Arendt quer, realmente, evidenciar, conforme nos lembra Roviello (1990, p.164), a “fragilidade de uma humanidade que não é ‘imutável’, no sentido em que não é dada a cada indivíduo pela natureza, já que pode ser destruída”. Isto é, as propriedades que são tradicionalmente atribuídas ao homem, tão logo desaparecem sob condições totalitárias, com isso, fica evidente de que elas não dependem de uma natureza imutável. Giovanni Sarttori (1981, p.140), por exemplo, compartilha dessa opinião e admite também, de que “o homem tem uma natureza que não é imutável; em conseqüência, sua chamada ‘natureza’ é moldável e se adapta a uma gama muito extensa de ‘compreensão’”. Ou seja, o que a democracia, por exemplo, não consegue dos seus cidadãos um Estado totalitário obtém dos seus súditos. Aquilo que parece ser inconcebível para uma pessoa suportar, em condições normais, é suportado num campo de concentração. “Comportamentos impensáveis pelo homem ocidental são possíveis no oriente”. Na história da humanidade foram muitas as revoluções e reformas que falharam justamente porque se basearam numa psicologia equivocada, numa concepção errônea da natureza humana. Aliás, alguma coisa não está certo quanto à constatação da natureza humana, afinal, os próprios pensadores discordaram entre si ao longo do tempo, originando deste modo, na busca da melhor forma de governo, três posições distintas: Monarquia Absoluta ( Hobbes), Democracia ( Spinoza, Rousseau) ou Constitucional Representativo ( Locke, Kant).

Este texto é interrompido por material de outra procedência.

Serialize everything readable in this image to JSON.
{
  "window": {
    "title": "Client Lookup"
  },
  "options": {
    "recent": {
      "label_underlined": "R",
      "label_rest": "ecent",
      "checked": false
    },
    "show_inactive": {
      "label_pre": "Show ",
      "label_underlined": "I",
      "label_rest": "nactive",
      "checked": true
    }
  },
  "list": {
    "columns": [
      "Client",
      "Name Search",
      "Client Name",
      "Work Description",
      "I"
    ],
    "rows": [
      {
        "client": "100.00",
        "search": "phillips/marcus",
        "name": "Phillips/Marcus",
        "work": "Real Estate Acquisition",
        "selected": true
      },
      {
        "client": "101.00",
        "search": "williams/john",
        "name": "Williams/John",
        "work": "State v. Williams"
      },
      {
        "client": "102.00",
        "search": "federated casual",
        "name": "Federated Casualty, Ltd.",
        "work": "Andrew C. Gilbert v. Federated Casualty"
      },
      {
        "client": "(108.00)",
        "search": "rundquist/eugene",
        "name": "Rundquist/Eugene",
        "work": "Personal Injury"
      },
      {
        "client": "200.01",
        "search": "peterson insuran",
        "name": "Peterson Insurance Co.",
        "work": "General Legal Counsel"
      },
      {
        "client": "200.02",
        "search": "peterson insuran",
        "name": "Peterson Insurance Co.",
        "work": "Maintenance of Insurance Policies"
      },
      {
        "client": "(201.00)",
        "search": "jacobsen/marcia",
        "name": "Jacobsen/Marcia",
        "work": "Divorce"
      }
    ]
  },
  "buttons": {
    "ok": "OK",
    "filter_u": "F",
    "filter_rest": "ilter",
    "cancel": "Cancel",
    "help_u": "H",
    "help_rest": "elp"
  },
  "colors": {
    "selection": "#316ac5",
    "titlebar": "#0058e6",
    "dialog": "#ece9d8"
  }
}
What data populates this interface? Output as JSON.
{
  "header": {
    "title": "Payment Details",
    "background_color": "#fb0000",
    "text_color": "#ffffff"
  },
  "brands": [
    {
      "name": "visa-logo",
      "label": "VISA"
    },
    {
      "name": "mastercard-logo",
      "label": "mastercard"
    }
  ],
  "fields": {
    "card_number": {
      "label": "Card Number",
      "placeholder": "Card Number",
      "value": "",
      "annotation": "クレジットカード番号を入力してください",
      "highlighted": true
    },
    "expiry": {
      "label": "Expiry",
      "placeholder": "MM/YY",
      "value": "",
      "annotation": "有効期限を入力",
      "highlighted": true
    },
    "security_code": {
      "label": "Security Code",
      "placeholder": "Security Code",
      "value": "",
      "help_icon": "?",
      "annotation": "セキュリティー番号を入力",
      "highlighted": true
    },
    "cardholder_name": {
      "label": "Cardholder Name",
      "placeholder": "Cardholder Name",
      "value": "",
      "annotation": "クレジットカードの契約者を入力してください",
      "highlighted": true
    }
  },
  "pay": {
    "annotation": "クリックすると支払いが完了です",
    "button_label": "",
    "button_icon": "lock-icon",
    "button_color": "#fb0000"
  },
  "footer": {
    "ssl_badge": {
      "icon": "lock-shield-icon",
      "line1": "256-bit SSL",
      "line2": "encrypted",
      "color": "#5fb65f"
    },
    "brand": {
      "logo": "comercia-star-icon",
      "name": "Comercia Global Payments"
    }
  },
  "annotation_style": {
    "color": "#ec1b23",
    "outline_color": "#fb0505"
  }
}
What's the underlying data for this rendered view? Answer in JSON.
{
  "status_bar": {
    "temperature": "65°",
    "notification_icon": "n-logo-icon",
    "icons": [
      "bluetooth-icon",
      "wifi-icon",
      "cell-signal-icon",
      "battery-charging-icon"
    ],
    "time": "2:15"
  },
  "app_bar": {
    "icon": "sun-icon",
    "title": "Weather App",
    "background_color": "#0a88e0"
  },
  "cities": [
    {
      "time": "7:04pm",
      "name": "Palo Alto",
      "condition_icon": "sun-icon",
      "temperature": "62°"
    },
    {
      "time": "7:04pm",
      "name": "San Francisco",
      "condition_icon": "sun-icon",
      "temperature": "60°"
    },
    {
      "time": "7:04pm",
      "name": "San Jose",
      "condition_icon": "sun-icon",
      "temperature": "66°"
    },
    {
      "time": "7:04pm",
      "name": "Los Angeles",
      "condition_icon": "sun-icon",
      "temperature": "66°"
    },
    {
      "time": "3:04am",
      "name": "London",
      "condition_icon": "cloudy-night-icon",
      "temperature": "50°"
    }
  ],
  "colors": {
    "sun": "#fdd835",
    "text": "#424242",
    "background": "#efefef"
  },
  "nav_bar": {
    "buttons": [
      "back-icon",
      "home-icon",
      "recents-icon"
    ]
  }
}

Portanto, a nossa humanidade definitivamente não é uma natureza, ela é simplesmente uma condição que pode sempre ver-se alienada, se não for reconhecida e garantida pela instituição jurídica-política da sociedade. Sendo assim, não é crime negar as afirmações sobre a existência de uma natureza humana imutável ao longo dos tempos e as declarações sobre a impossibilidade de um domínio total. Essas idéias provenientes de um mundo longínquo onde se viviam em segurança parecem não fazer sentido para nós. Os acontecimentos políticos do nosso tempo nos ensinaram que o homem possui um poder tão grande, capaz de se transformar no que ele desejar. Nos campos de concentração o totalitarismo desmascarou a idéia de uma natureza humana imutável, ao tornar possível, o que certamente era imprevisível e desconhecido por todos aqueles, que, por mais de dois mil anos de filosofia, definiram e redefiniram a natureza do homem. Na realidade, a experiência dos campos de concentração, como constatou Arendt (1990, p.167), mostrou bem que a “natureza” do homem só é “humana” na medida em que abre ao homem a possibilidade de ele se tornar algo de não-natural por excelência, a saber, um homem. Nesses laboratórios, o totalitarismo demonstrou sem piedade alguma, que é “possível fazer tudo o que se quiser com o homem” (FREYER, 1965, p.149), inclusive destruí-lo a qualquer momento como se fosse mosquito. Portanto, nesses laboratórios o desejo totalitário foi plenamente realizado.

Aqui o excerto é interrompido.